Sterol carrier protein2 (SCP2)-like protein in rat aorta

: Immunoblot analysis using affinity-purified antibody against sterol carrier protein2 (SCP2) showed that SCP2-like protein exists in 105,000 x g supernatant of rat aorta. Analysis of subcellular distribution of SCP2-like protein in rat aorta was determined with enzyme immunoassay (EIA). The highest level of SCP2-like protein was observed in cytosolic fraction, while the lowest level was in nuclear fraction. Analysis of marker enzymes in subcellular fractions showed that catalase, a marker enzyme of peroxisomes, leaked to cytosolic fraction to a significant extent during subcellular preparation, suggesting that SCP2-like protein in cytosolic fraction of rat aorta might be partially originated from peroxisomes.
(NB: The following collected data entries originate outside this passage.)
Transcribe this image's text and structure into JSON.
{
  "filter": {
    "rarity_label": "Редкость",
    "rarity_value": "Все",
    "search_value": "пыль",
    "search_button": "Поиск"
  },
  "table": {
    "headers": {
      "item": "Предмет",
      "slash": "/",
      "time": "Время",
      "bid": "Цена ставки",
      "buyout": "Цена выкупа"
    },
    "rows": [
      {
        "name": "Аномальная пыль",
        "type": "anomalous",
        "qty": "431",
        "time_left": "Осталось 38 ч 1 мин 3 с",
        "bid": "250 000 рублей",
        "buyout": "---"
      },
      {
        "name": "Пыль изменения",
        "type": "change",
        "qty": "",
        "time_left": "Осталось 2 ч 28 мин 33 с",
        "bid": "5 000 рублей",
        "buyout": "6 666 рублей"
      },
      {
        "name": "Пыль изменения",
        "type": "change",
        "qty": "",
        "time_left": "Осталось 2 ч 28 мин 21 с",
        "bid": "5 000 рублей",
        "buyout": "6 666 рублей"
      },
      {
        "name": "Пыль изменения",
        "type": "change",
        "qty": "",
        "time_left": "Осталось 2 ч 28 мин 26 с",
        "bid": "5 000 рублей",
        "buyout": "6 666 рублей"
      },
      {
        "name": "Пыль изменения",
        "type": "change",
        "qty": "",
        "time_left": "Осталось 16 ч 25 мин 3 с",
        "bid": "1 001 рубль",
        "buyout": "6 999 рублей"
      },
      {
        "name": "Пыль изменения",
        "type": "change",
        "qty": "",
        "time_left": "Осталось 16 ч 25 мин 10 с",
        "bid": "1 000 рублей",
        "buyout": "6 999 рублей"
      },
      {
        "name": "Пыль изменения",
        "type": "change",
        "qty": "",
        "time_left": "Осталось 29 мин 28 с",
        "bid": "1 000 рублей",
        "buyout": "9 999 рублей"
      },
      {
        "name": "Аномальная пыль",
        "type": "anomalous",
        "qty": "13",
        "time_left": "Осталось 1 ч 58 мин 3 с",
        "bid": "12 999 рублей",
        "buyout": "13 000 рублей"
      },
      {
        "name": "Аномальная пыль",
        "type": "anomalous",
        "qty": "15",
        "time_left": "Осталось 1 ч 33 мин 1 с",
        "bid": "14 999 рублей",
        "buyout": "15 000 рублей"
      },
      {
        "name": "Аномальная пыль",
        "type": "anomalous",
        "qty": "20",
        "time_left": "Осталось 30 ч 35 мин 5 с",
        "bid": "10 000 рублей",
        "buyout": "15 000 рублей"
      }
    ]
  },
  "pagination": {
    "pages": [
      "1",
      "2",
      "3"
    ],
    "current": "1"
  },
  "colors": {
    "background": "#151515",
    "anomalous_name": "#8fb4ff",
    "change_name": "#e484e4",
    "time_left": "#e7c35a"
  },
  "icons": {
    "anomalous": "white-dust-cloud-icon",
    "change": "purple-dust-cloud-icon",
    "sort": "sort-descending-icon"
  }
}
In vitro addition of homogenous SCP2 purified from rat liver dose-dependently stimulated the formation of [14C]cholesteryl esters from exogenously added [14C]cholesterol by acyl-CoA:cholesterol acyltransferase (ACAT) in microsomal preparation of rat aorta. However the addition of cytosolic fraction did not enhance cholesterol esterification by ACAT, most likely due to a markedly low level of SCP2-like protein in this fraction. The role of SCP2 in the formation of cholesteryl esters by ACAT in rat aorta was discussed.